Michael Tippett se cherchait à l’opéra ; quelques ouvrages brefs portés par l’univers des folksongs, d’autres tout aussi courts à destination des têtes blondes, finalement ce sera encore un enfant qui servira d’objet à son premier coup de génie, Henschel Grynsbam, ce gamin juif qui assassina à Paris en 1938 un membre de l’ambassade du Reich : A Child of Our Time, protestation pacifique, composé pendant la guerre, révèlera le génie de Tippett qui venait de passer la quarantaine.
Il était temps de revenir à la scène. Impossible de se décider quant au livret, T. S. Eliot lui rappela la clef qu’il lui avait donnée pour A Child of Our Time : écrire son propre texte. Ce sera une parabole sur l’amour contrarié entre Mark et Jenifer qui se résoudra par la délivrance des conventions sociales et une élévation spirituelle apaisant les tensions au sein du couple.
Les épreuves qui jalonnent le parcours initiatique du couple ne sont pas sans rappeler celles de Tamino et de Pamina, l’autre couple miroir, Jack et Bella, se souvenant avec humour de Papageno et Papagena. À la fin des trois actes, l’union semble possible sinon réalisée (la voyante Sosostris l’a aperçue dans sa transe) : Jenifer accepte l’anneau que Mark lui offre avant qu’ils ne s’éloignent vers le soleil levant.

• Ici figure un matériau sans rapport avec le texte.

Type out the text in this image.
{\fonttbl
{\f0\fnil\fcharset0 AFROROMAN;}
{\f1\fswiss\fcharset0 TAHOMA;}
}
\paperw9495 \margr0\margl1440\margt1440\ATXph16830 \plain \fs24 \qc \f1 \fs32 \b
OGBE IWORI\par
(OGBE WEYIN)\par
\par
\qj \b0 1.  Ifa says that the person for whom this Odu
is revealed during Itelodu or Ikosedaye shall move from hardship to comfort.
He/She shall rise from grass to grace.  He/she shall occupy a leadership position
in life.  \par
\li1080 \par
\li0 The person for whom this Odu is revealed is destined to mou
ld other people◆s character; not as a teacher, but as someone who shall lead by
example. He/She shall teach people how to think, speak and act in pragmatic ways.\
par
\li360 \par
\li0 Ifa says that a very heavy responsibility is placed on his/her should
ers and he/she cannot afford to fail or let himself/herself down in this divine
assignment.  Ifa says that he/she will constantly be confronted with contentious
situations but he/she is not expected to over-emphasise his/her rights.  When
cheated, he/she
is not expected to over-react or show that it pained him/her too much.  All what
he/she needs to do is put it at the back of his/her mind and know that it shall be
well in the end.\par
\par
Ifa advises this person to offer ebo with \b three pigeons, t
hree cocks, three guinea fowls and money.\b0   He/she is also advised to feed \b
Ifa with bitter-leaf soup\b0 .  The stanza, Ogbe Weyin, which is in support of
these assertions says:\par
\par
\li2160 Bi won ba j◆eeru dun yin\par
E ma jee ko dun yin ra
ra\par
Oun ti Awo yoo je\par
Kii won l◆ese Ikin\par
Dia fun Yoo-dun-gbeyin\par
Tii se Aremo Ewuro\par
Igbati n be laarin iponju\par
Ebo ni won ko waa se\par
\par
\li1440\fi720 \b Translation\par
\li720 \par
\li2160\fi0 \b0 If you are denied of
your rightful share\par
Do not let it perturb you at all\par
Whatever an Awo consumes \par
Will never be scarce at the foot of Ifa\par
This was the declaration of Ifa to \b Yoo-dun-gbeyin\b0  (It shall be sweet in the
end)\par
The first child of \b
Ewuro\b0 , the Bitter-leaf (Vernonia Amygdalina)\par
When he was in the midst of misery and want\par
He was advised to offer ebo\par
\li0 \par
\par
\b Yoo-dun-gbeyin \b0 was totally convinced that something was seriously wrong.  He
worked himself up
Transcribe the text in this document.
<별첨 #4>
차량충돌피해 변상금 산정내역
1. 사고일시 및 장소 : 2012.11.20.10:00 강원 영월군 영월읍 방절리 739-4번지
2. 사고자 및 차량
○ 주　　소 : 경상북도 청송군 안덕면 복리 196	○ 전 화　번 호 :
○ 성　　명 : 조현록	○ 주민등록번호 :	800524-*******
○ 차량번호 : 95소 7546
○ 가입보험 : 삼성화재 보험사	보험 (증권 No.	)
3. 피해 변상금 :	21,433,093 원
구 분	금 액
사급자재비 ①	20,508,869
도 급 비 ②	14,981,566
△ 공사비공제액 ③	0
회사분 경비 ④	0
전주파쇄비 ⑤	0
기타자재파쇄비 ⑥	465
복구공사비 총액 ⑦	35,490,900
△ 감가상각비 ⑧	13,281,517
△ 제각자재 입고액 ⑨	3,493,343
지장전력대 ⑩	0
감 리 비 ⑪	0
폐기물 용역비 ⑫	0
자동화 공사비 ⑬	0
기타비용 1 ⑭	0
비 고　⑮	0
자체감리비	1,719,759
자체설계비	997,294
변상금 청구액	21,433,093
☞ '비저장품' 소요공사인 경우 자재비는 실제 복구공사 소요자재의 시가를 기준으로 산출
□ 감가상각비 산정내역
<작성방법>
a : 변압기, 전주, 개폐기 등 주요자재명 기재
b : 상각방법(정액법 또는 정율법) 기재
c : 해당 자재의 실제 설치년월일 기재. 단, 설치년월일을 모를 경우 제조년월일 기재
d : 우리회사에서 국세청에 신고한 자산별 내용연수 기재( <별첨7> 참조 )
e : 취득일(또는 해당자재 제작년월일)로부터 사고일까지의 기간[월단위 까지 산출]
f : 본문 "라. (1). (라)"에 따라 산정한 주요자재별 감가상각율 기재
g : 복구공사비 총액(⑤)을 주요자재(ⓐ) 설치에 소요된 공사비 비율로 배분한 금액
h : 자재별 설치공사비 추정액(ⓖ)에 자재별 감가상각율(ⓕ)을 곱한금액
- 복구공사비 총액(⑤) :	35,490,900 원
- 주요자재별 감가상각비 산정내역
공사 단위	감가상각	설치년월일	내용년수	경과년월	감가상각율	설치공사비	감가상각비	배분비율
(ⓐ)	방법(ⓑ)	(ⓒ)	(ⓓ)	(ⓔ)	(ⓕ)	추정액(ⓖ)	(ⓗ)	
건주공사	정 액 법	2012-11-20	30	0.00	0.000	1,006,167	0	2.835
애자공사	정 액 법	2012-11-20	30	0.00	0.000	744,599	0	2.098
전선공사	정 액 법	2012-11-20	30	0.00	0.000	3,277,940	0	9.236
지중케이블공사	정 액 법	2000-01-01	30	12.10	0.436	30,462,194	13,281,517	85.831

L’alliage de symbolisme et de psychologie porte l’empreinte de l’univers de Jung dont Tippett était devenu un fervent lecteur, suivant encore en cela les conseils d’Eliot. La rédaction, texte et musique, l’occupera de 1946 à 1952, Covent Garden en assurant la création le 27 janvier 1955, assemblant sous la direction de Sir John Pritchard une distribution éclatante où le Mark de Richard Lewis répondait à la Jenifer de Joan Sutherland, étoile montante de la scène londonienne (l’enregistrement capté par la BBC existe, et a été publié par Gala).
Las ! critique et public boudèrent ce grand opéra à l’intrigue complexe et aux débordements musicaux spectaculaires, d’abord à cause du livret. C’était ne pas entendre le saisissant geste musical qu’y déployait Tippett, répondant à celui antérieur de dix ans du Peter Grimes de Benjamin Britten, et ne pas voir qu’avec cette partition éclatante le compositeur de A Child of Our Time allait s’imposer comme un acteur majeur de la scène lyrique anglaise, l’ancrant dans une modernité d’action déjà présente dans l’univers syncrétique de ce Midsummer Marriage, avec ses businessmen et ses prêtres, contemporanéité que The Knot Garden allait sacraliser.
L’ouvrage ne survécut que par la Suite de danses tirée par le compositeur pour les concerts symphoniques, Covent Garden tenta une reprise en 1968 sous la direction de Sir Colin Davis (Philips en édita la captation, elle a été rééditée chez Lyrita), sans rencontrer le succès qui finalement sera établi par la production de l’Opéra National du Pays de Galles en 1979. Il faudrait un jour publier les échos de la reprise voulue par Bernard Haitink à Covent Garden en 1986.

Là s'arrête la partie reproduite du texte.